Tasty:food-smiley-016:


----------



## Ironbuilt (Feb 11, 2013)

Be good made with halibut I bet. Never had haddock before.is that a founder?
Hey Milburn you ever eat cobia. ?


----------



## MilburnCreek (Feb 11, 2013)

Ironbuilt said:


> Be good made with halibut I bet. Never had haddock before.is that a founder?
> Hey Milburn you ever eat cobia. ?



Haddock is in the cod/pollack family of whitefish - ocean swimmers rather than bay ground feeders (which is what flounder is).

Cant say as i've ever had cobra......ewwww....lol


----------



## Ironbuilt (Feb 11, 2013)

Cobia not cobra
..lol.. some east coast group swimming whitefish..


----------



## MilburnCreek (Feb 11, 2013)

Ironbuilt said:


> Cobia not cobra
> ..lol.. some east coast group swimming whitefish..
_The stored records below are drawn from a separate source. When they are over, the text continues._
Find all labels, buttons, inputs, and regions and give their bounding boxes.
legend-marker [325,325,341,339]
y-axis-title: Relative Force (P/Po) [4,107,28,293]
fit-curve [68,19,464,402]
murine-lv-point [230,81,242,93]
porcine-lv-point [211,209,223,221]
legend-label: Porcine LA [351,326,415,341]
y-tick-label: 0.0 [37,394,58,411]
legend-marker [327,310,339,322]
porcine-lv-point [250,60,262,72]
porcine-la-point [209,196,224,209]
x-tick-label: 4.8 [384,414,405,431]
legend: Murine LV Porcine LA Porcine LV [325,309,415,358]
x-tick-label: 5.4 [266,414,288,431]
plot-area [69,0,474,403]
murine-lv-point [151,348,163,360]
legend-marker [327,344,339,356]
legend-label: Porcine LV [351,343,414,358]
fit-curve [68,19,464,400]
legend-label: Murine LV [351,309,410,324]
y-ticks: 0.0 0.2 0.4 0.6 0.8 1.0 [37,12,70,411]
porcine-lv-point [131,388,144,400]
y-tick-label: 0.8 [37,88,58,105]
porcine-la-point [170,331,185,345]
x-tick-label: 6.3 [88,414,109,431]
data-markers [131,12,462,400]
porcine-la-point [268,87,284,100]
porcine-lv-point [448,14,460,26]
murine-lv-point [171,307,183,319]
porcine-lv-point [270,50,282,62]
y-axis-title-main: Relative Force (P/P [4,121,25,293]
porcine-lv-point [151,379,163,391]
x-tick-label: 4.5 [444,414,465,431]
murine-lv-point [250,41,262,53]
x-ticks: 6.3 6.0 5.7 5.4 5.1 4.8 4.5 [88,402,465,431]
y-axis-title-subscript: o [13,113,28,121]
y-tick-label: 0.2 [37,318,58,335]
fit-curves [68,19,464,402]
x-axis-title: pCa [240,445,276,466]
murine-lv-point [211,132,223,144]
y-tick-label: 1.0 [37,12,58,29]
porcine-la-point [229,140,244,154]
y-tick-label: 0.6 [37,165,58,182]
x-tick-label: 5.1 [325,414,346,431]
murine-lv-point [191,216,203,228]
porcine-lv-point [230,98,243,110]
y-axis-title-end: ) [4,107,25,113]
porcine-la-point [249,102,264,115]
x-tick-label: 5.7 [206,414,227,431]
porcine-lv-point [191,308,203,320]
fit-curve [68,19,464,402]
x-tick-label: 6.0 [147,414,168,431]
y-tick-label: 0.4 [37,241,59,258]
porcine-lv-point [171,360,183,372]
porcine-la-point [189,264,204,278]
ROFL....yeah, I read that too fast!   Nope, never had cobia...thats more of a tropical fish, we never even see it up here in stores in the frozen northlands....


----------



## jacked391 (Feb 12, 2013)

Cobia yeah boy east coast treat ain't gonna find that in a store. dude at fish house like damn!!!! look at his face


----------



## Ironbuilt (Feb 12, 2013)

Looks like Indonesian river poisoned carp to me..or pork ribs from my salty  ninja boar at cave 6 in Chippewa mtns.


----------



## jacked391 (Feb 12, 2013)

Ha hahahha very good. Actually very good!! Good 1 bro ninja!!!!


----------